"Ha, Wendot," said Edward, with a grave but not unkindly glance, "I have not seen you at these new duties before. So you are a student as well as a soldier? Well, the arts of peace will better become you for the future. I remember your face well, young man. I would it had not been my duty to place you under restraint; but you have broken faith with me, and that grievously. How then can it be possible to trust you in the future? You, as the head of the house, should have set your brothers an example of honour and fealty. As it is, it has been far otherwise, and now you will have to bear the burden of that breach of trust and honour."
Twice Griffeth had opened his lips as if to speak, but Alphonso laid his hand upon his arm with a warning touch, which said as plainly as words could do, "Be silent."
So the youth held his peace, and only bent his head in submission; and Edward, after a moment's pause, added more kindly:
"And how fares it with your brother, Wendot? I hear that his state is something precarious. I hope he has the best tendance the castle can afford, for I would not that any member of my son's household should suffer from lack of care."
"He has all that he needs, I thank you, sire," answered Griffeth. "He lies sorely sick at this present time, but I trust he will amend ere long."
And then the king turned to his son, and spoke with him on some message of the state, and departed without heeding the excited glances of Joanna or the restless way in which she kept looking first at Alphonso and then at Gertrude.
But scarcely had the door closed behind the retiring form of the king before the excitable girl had bounded to her brother's side.
"O Alphonso," she cried, "did you do it on purpose?
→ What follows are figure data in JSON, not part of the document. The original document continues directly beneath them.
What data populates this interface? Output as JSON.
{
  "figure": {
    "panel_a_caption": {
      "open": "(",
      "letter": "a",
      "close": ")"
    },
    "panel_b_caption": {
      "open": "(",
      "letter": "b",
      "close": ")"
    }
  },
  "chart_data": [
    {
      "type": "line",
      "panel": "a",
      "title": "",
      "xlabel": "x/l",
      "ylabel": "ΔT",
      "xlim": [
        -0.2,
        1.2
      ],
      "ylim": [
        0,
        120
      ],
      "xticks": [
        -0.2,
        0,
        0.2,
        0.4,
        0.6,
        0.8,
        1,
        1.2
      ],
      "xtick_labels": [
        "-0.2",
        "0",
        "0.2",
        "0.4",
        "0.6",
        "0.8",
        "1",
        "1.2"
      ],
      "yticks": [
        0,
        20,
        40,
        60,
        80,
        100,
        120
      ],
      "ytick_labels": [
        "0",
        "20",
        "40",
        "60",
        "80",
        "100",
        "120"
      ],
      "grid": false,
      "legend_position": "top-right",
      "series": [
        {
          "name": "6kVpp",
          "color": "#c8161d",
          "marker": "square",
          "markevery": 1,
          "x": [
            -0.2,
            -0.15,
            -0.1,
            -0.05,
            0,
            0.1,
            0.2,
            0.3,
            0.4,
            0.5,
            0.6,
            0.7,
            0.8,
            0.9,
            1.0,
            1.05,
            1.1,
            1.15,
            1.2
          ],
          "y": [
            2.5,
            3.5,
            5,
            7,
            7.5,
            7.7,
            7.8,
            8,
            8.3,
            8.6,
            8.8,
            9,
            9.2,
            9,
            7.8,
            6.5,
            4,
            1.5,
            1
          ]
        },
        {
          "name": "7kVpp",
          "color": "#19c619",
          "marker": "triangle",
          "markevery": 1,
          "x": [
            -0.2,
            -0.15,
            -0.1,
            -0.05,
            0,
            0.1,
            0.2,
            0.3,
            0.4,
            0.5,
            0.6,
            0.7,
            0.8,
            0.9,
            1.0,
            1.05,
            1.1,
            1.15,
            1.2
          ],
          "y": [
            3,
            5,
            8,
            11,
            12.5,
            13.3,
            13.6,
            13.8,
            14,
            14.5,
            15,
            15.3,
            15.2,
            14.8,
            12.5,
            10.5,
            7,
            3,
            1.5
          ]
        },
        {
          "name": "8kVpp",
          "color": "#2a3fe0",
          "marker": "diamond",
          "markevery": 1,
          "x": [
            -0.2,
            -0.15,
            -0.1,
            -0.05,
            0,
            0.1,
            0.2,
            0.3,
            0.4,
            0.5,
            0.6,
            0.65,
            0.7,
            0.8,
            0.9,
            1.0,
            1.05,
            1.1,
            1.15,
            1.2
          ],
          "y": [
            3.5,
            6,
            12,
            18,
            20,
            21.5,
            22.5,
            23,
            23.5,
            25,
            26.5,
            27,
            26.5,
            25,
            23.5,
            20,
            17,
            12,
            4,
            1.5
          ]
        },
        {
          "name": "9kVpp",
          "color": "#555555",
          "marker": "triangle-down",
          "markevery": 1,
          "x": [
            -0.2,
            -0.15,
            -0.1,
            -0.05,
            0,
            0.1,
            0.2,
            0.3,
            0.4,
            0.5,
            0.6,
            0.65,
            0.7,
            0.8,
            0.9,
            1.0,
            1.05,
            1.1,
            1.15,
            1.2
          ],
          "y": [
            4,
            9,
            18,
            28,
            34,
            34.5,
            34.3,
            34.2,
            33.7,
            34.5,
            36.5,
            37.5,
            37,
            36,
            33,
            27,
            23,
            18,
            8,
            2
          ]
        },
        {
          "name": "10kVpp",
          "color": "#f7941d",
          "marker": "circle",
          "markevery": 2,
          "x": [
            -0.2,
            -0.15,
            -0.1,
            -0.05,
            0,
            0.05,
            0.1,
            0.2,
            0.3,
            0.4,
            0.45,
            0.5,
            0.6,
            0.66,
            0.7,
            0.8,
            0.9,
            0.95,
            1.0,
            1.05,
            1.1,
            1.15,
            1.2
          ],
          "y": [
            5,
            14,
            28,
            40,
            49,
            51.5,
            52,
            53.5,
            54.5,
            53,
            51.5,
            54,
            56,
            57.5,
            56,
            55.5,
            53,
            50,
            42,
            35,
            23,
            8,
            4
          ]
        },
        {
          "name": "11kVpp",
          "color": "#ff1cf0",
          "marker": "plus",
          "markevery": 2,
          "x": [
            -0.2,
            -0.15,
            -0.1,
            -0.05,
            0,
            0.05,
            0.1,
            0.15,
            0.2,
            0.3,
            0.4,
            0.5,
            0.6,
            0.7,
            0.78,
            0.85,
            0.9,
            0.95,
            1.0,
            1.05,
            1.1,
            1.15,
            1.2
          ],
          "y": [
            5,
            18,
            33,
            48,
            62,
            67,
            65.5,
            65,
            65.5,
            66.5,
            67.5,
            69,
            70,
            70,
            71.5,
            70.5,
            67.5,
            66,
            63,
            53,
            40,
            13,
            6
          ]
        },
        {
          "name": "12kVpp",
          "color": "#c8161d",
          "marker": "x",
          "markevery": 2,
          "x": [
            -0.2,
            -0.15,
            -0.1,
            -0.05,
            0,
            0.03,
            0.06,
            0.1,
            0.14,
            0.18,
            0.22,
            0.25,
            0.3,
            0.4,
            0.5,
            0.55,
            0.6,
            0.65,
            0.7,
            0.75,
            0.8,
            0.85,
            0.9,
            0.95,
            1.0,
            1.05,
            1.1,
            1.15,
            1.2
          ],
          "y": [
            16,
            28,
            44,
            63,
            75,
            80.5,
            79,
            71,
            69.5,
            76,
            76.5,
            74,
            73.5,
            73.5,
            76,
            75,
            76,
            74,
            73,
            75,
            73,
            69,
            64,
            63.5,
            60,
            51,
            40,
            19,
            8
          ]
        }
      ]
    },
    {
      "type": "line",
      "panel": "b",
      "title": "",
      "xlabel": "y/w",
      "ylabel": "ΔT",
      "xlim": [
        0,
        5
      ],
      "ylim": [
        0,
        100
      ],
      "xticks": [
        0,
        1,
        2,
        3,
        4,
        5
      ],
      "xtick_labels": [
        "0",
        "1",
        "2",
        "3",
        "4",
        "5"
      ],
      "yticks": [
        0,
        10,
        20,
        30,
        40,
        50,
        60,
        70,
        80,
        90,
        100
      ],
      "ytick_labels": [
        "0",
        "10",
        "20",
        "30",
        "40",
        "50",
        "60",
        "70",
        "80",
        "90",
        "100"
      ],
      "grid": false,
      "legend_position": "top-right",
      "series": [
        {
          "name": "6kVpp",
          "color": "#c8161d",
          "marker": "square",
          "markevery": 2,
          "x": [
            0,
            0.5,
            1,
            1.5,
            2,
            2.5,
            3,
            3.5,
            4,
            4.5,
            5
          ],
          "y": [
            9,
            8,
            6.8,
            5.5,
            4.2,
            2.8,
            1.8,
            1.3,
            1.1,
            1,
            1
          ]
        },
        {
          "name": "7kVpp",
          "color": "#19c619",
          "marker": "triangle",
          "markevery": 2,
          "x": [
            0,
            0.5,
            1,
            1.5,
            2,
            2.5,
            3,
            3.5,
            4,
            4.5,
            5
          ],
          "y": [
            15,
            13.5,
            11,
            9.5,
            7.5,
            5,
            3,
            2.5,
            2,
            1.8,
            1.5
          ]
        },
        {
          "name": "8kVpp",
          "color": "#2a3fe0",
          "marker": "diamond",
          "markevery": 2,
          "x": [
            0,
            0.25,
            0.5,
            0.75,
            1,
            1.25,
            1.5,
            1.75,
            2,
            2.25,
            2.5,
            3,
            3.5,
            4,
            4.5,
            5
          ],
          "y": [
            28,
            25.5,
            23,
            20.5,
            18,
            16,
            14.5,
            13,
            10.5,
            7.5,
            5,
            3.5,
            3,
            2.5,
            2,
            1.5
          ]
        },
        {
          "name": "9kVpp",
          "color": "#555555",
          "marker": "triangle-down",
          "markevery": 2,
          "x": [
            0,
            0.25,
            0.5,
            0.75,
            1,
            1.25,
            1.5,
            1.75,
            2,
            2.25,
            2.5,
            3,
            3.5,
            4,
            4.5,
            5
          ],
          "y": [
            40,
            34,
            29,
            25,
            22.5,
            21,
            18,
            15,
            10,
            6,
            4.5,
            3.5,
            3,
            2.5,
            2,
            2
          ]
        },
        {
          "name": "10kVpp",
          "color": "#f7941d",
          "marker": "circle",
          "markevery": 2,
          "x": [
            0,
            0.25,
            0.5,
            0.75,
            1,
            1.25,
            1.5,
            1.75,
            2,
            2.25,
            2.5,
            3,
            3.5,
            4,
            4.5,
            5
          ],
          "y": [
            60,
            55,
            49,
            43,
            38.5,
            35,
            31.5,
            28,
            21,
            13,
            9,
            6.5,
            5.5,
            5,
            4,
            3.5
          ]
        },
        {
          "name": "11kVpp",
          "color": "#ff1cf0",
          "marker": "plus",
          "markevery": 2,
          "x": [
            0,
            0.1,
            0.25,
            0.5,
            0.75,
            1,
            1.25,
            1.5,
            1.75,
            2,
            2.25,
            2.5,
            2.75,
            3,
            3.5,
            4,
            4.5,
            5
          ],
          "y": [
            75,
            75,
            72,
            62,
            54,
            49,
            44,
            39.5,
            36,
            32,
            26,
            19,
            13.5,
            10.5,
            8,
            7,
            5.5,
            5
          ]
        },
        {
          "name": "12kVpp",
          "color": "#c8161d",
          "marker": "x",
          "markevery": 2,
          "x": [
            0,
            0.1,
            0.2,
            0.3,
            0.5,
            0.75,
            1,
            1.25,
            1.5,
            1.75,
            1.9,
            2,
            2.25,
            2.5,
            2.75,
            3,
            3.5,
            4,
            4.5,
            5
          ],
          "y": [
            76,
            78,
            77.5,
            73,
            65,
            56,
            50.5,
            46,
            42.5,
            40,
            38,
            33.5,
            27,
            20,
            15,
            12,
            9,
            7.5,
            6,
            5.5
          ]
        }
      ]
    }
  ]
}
Tell me what you have in your head."
Alphonso sat up and pushed the hair out of his eyes. Griffeth was simply looking on in surprise and bewilderment. The prince laid a hand upon his arm and spoke very earnestly.
"Griffeth," he said, "it seems to me that through this error of my father's we may yet find means to compass the deliverance of Wendot. There are none of those save ourselves who know which of you twain is the first-born and which the youngest. In your faces there is little to mark you one from the other. Griffeth, if thou wilt be willing to be called Wendot-- if Wendot will consent to be Griffeth -- then we may perchance make his way plain to depart and live in liberty once more; for it is Wendot, and not Griffeth, who has so roused my father's anger. Griffeth he might easily consent to pardon; but Wendot he will keep as a hostage in his own hands possibly for life itself."